Thanks to all these heavy thoughts running through my head, I was now wide awake and felt I was due for a good cry. Not wanting to wake Husband, who was sleeping by my side, I returned to the living room. It felt as if I were giving myself permission to break down. I started to sob, but I couldn't produce any tears. I just couldn't bring myself to cry.
I was up early the next morning to make my way to the pool for our first meet of the season. As we were waiting for the warm-up pool to open, I overheard two men in their mid-forties talking about their children. I knew that one of these Dads had triplets, but of course, I never wanted to ask any of the nosy questions that we all are thinking. I had been considering sharing some of my experience with infertility and perhaps gain some insight as to how they resulted with triplets.

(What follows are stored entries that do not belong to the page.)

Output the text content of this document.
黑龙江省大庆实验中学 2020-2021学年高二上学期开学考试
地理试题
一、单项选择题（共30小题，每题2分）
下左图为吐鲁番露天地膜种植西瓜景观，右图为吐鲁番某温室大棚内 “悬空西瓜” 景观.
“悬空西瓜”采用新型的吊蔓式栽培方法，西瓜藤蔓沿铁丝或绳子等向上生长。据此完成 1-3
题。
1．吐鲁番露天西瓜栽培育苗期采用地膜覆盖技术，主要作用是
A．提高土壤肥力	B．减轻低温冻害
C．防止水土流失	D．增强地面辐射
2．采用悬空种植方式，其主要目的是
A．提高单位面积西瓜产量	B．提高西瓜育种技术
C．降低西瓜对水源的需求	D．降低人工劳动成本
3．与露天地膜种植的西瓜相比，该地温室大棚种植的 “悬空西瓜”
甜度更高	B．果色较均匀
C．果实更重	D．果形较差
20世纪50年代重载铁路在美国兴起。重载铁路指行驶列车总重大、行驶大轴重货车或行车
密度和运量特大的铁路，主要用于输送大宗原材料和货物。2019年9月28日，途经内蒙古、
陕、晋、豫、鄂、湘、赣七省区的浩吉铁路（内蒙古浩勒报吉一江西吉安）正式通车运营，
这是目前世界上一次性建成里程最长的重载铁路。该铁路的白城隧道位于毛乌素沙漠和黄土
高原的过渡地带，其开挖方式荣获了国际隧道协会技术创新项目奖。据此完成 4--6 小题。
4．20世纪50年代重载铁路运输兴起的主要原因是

Without needing any prompting, he told his teammate, "We needed a little help and we got a lot of help. There was a 1% risk for triplets and we hit it." Ah, it was probably Clomid... I thought to myself. Not quite the same process as going through IVF and making a decision about the number of embryos to transfer. Maybe our infertility experience wasn't such a common thread. Feeling more alone and sad about our unsuccessful conception to date, I felt the urge to cry. I quickly excused myself and headed to the women's locker room. Locked in the last stall, I leaned against the wall and put my hands over my face. Yet, no tears fell.
After only five weeks of training, I still feel very unfit for competition, but somehow I managed to swim rather fast. I heard my time after my 100 yd Free and asked, "how?" I saw what I had seeded myself for my 100 IM and thought, what the fuck was I thinking? Yet, I managed to beat that time. I'm not too far off from my best times, and with all things considered; I'm really happy with that. As our team gathered at a local microbrewery for a celebratory post meet drink, I spotted a woman with a very small baby at the next table. I guess others noticed the infant as well, as the conversation shifted to Amanda and her pregnancy. I left the table to use the restroom, but I acknowledged that it was more of a reflexive action. Somehow, I had managed to make myself so numb that I just can feel anything any more. Disappointment has become my norm and I just can't cry any more.
As I walked back to my car, I went through my all too familiar routine of embracing all the things I can enjoy in my non-pregnant state. Moments after I turned over the ignition in my car, I noticed that the 'check engine' light was illuminated; and I burst into tears.